Regarding AEs of special interest, cutaneous herpes zoster was reported for 1 patient (1.1%) in the abrocitinib, 100 mg, group (Table 2). Herpes simplex was reported for 1 patient (1.1%) in the abrocitinib, 200 mg, group. Oral herpes was reported for 2 (2.1%) and 1 (1.1%) patients in the abrocitinib 200-mg and abrocitinib 100-mg groups, respectively. Eczema herpeticum was reported for 1 patient (1.1%) in the abrocitinib, 100 mg group. Conjunctivitis was reported for 1 patient (1.0%) in the placebo group. Acne was reported for 5 (5.3%), 3 (3.2%), and 1 (1.0%) patients in the abrocitinib 200-mg, abrocitinib 100-mg, and placebo groups, respectively. There were no cases of serious infection, venous thromboembolism, cancers, major adverse cardiovascular events, or deaths (Table 2).
There were modest increases in total cholesterol and high- and low-density lipoprotein cholesterol levels for both abrocitinib doses vs placebo that plateaued at week 4. Among the abrocitinib 200-mg, abrocitinib 100-mg, and placebo groups, elevated (>1.2 × upper limit of normal) low-density lipoprotein cholesterol levels occurred in 3 (3.2%), 2 (2.1%), and 2 (2.1%) patients, respectively.
Dose-related decreases in median platelet cell counts were observed in patients who were treated with abrocitinib, with a nadir at week 4 (median platelet count, 229 × 103/μL and 246 × 103/μL [to convert to × 109/L, multiply by 1] in the 200 mg and 100 mg groups, respectively) and a return toward baseline values thereafter (eFigure 6 in Supplement 3). No patients discontinued participation because of changes in platelet cell counts or bleeding disorders. There were no clinically significant changes in hemoglobin levels or neutrophil or lymphocyte cell counts. One patient met prespecified discontinuation criteria for elevated aspartate aminotransferase levels. All other observed changes in clinical laboratory values, electrocardiographic measurements, and vital signs did not lead to study discontinuation.
Discussion
In this phase 3 study, abrocitinib combined with medicated topical therapy in adolescents with moderate-to-severe AD resulted in significant improvement in AD signs and symptoms compared with placebo, with improvements in the QoL of patients and caregivers. More patients who were treated with abrocitinib achieved IGA, EASI-75, and PP-NRS4 responses at week 2 compared with placebo, illustrating early onset of activity. Larger mean percentage reductions in PP-NRS scores were observed with abrocitinib vs placebo within 2 days of treatment initiation, indicating fast relief of pruritus with abrocitinib. Improvement in signs and symptoms of AD could explain the improvement in the sleep of adolescents and potentially contribute to reported QoL improvement in patients and caregivers.

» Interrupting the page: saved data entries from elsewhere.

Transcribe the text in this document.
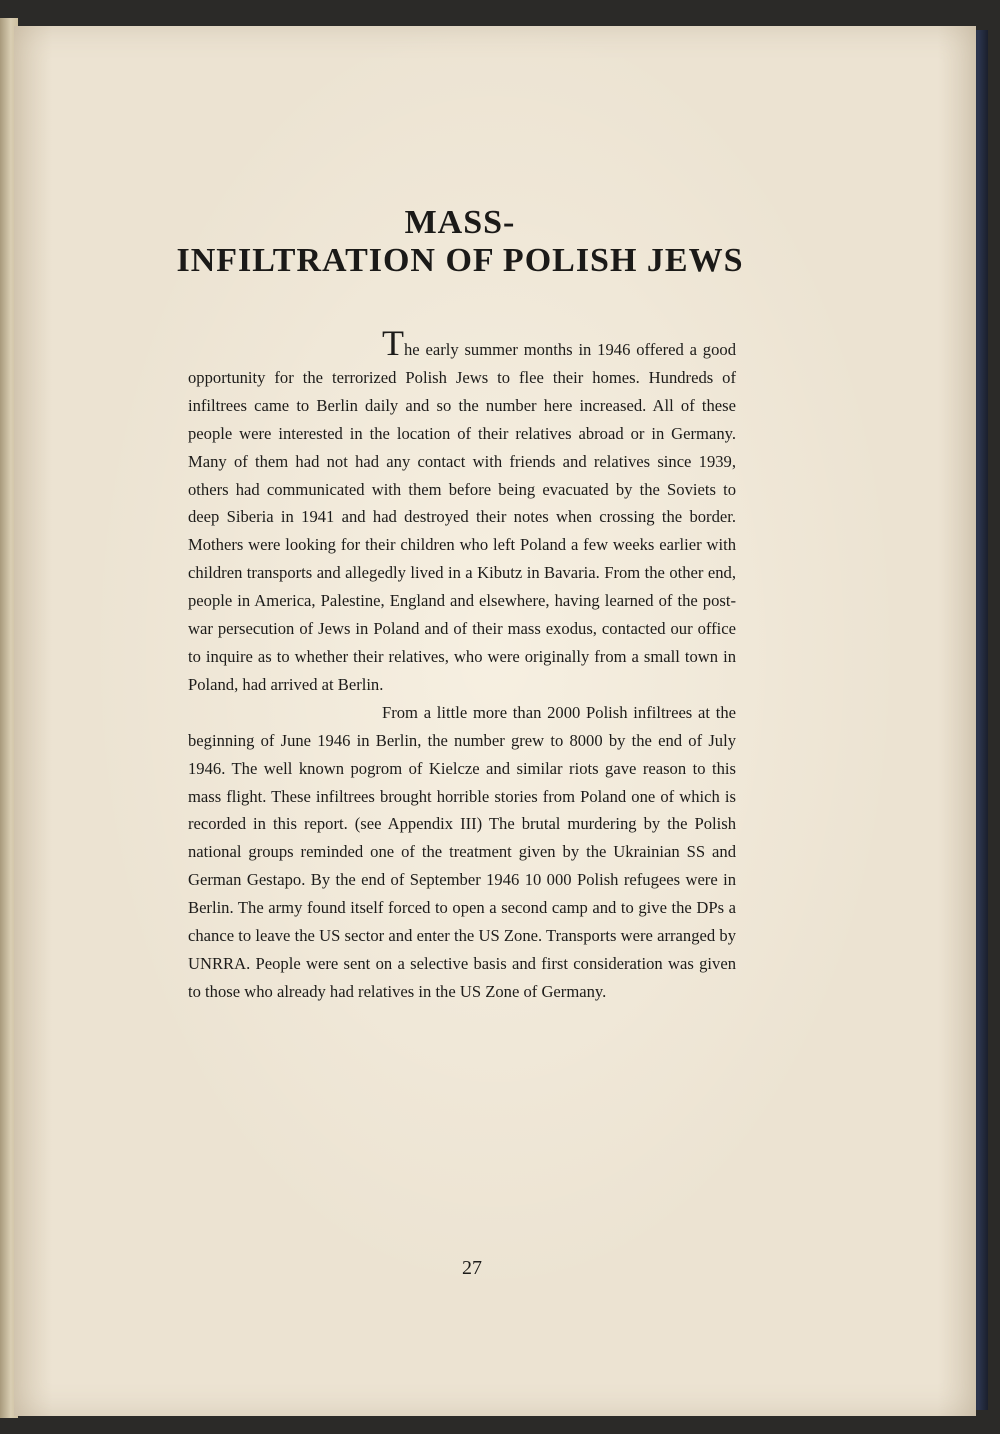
MASS-
INFILTRATION OF POLISH JEWS

The early summer months in 1946 offered a good opportunity for the terrorized Polish Jews to flee their homes. Hundreds of infiltrees came to Berlin daily and so the number here increased. All of these people were interested in the location of their relatives abroad or in Germany. Many of them had not had any contact with friends and relatives since 1939, others had communicated with them before being evacuated by the Soviets to deep Siberia in 1941 and had destroyed their notes when crossing the border. Mothers were looking for their children who left Poland a few weeks earlier with children transports and allegedly lived in a Kibutz in Bavaria. From the other end, people in America, Palestine, England and elsewhere, having learned of the post-war persecution of Jews in Poland and of their mass exodus, contacted our office to inquire as to whether their relatives, who were originally from a small town in Poland, had arrived at Berlin.

From a little more than 2000 Polish infiltrees at the beginning of June 1946 in Berlin, the number grew to 8000 by the end of July 1946. The well known pogrom of Kielcze and similar riots gave reason to this mass flight. These infiltrees brought horrible stories from Poland one of which is recorded in this report. (see Appendix III) The brutal murdering by the Polish national groups reminded one of the treatment given by the Ukrainian SS and German Gestapo. By the end of September 1946 10 000 Polish refugees were in Berlin. The army found itself forced to open a second camp and to give the DPs a chance to leave the US sector and enter the US Zone. Transports were arranged by UNRRA. People were sent on a selective basis and first consideration was given to those who already had relatives in the US Zone of Germany.

27
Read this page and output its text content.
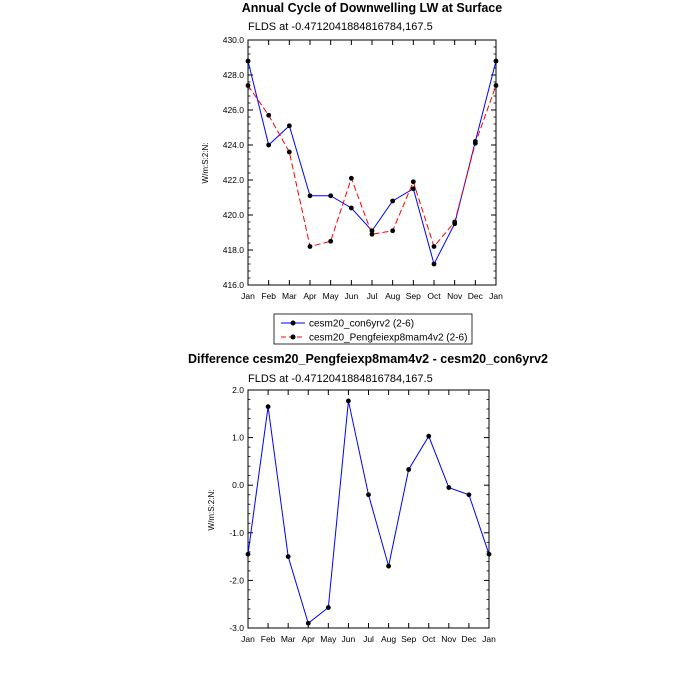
Annual Cycle of Downwelling LW at Surface
FLDS at -0.4712041884816784,167.5
W/m:S:2:N:
416.0
418.0
420.0
422.0
424.0
426.0
428.0
430.0
Jan Feb Mar Apr May Jun Jul Aug Sep Oct Nov Dec Jan
cesm20_con6yrv2 (2-6)
cesm20_Pengfeiexp8mam4v2 (2-6)
Difference cesm20_Pengfeiexp8mam4v2 - cesm20_con6yrv2
FLDS at -0.4712041884816784,167.5
W/m:S:2:N:
-3.0
-2.0
-1.0
0.0
1.0
2.0
Jan Feb Mar Apr May Jun Jul Aug Sep Oct Nov Dec Jan
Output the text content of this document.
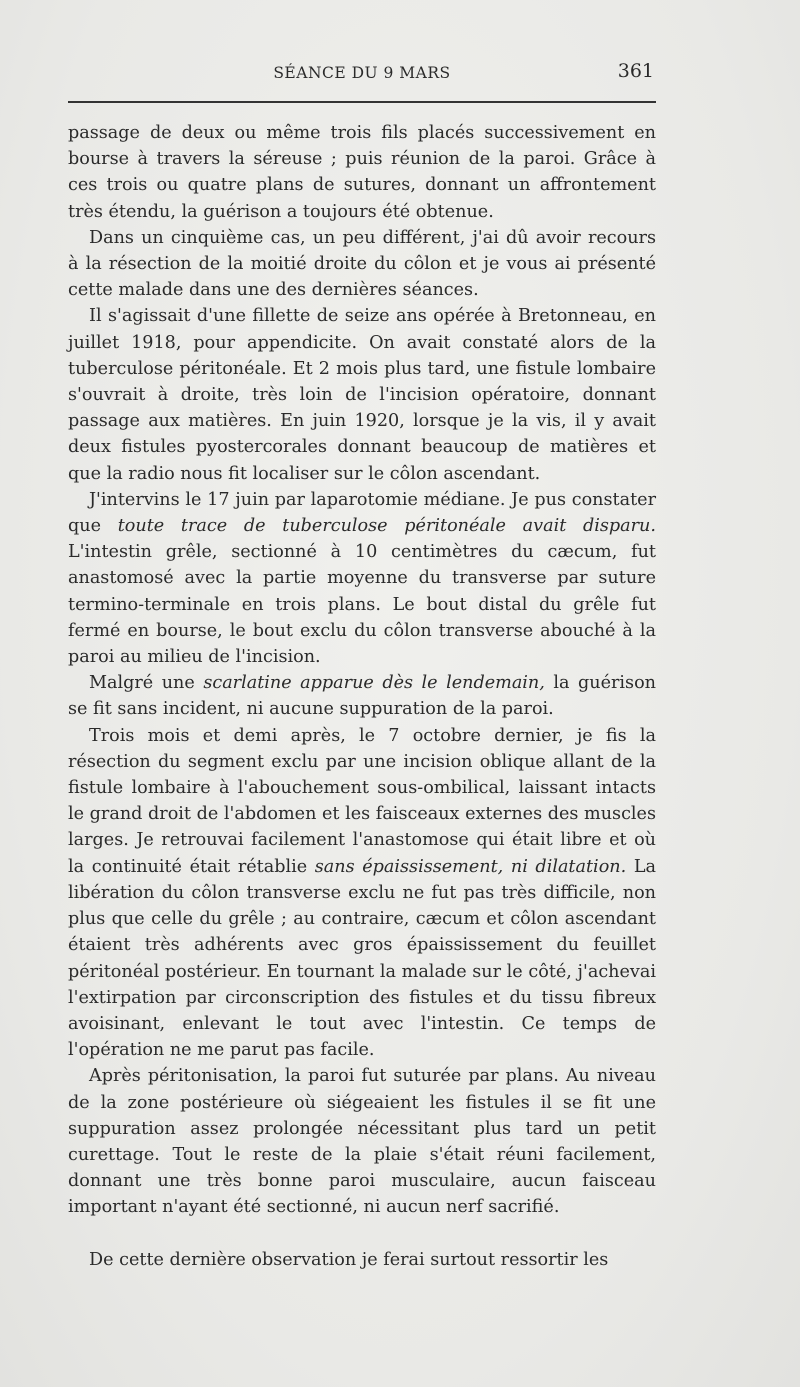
SÉANCE DU 9 MARS	361

passage de deux ou même trois fils placés successivement en bourse à travers la séreuse ; puis réunion de la paroi. Grâce à ces trois ou quatre plans de sutures, donnant un affrontement très étendu, la guérison a toujours été obtenue.

Dans un cinquième cas, un peu différent, j'ai dû avoir recours à la résection de la moitié droite du côlon et je vous ai présenté cette malade dans une des dernières séances.

Il s'agissait d'une fillette de seize ans opérée à Bretonneau, en juillet 1918, pour appendicite. On avait constaté alors de la tuberculose péritonéale. Et 2 mois plus tard, une fistule lombaire s'ouvrait à droite, très loin de l'incision opératoire, donnant passage aux matières. En juin 1920, lorsque je la vis, il y avait deux fistules pyostercorales donnant beaucoup de matières et que la radio nous fit localiser sur le côlon ascendant.

J'intervins le 17 juin par laparotomie médiane. Je pus constater que toute trace de tuberculose péritonéale avait disparu. L'intestin grêle, sectionné à 10 centimètres du cæcum, fut anastomosé avec la partie moyenne du transverse par suture termino-terminale en trois plans. Le bout distal du grêle fut fermé en bourse, le bout exclu du côlon transverse abouché à la paroi au milieu de l'incision.

Malgré une scarlatine apparue dès le lendemain, la guérison se fit sans incident, ni aucune suppuration de la paroi.

Trois mois et demi après, le 7 octobre dernier, je fis la résection du segment exclu par une incision oblique allant de la fistule lombaire à l'abouchement sous-ombilical, laissant intacts le grand droit de l'abdomen et les faisceaux externes des muscles larges. Je retrouvai facilement l'anastomose qui était libre et où la continuité était rétablie sans épaississement, ni dilatation. La libération du côlon transverse exclu ne fut pas très difficile, non plus que celle du grêle ; au contraire, cæcum et côlon ascendant étaient très adhérents avec gros épaississement du feuillet péritonéal postérieur. En tournant la malade sur le côté, j'achevai l'extirpation par circonscription des fistules et du tissu fibreux avoisinant, enlevant le tout avec l'intestin. Ce temps de l'opération ne me parut pas facile.

Après péritonisation, la paroi fut suturée par plans. Au niveau de la zone postérieure où siégeaient les fistules il se fit une suppuration assez prolongée nécessitant plus tard un petit curettage. Tout le reste de la plaie s'était réuni facilement, donnant une très bonne paroi musculaire, aucun faisceau important n'ayant été sectionné, ni aucun nerf sacrifié.

De cette dernière observation je ferai surtout ressortir les
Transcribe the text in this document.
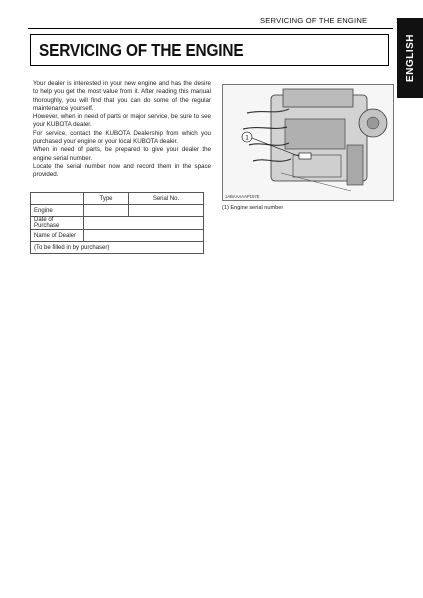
SERVICING OF THE ENGINE
ENGLISH
SERVICING OF THE ENGINE

Your dealer is interested in your new engine and has the desire to help you get the most value from it. After reading this manual thoroughly, you will find that you can do some of the regular maintenance yourself.

However, when in need of parts or major service, be sure to see your KUBOTA dealer.

For service, contact the KUBOTA Dealership from which you purchased your engine or your local KUBOTA dealer.

When in need of parts, be prepared to give your dealer the engine serial number.

Locate the serial number now and record them in the space provided.

	Type	Serial No.
Engine		
Date of Purchase		
Name of Dealer		
(To be filled in by purchaser)		
1
1ABAAAAAP157E
(1) Engine serial number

Both abrocitinib doses resulted in statistically significant IGA and EASI-75 response rates compared with placebo. The difference in IGA and EASI-75 response rates between the abrocitinib 200-mg and abrocitinib 100-mg group doses at week 12 were numerically smaller vs those at weeks 2, 4, and 8. In contrast, a clearer abrocitinib dose-response effect was observed in the phase 3 monotherapy studies JADE MONO-1 and JADE MONO-2 and phase 3 JADE COMPARE (abrocitinib plus medicated topical therapy) across the times assessed, with higher response rates observed with abrocitinib, 200 mg, than abrocitinib, 100 mg.13,14,24 Still, treatment effects of both abrocitinib doses were clinically meaningful as monotherapy or with topical therapy in these phase 3 studies of patients with moderate-to-severe AD.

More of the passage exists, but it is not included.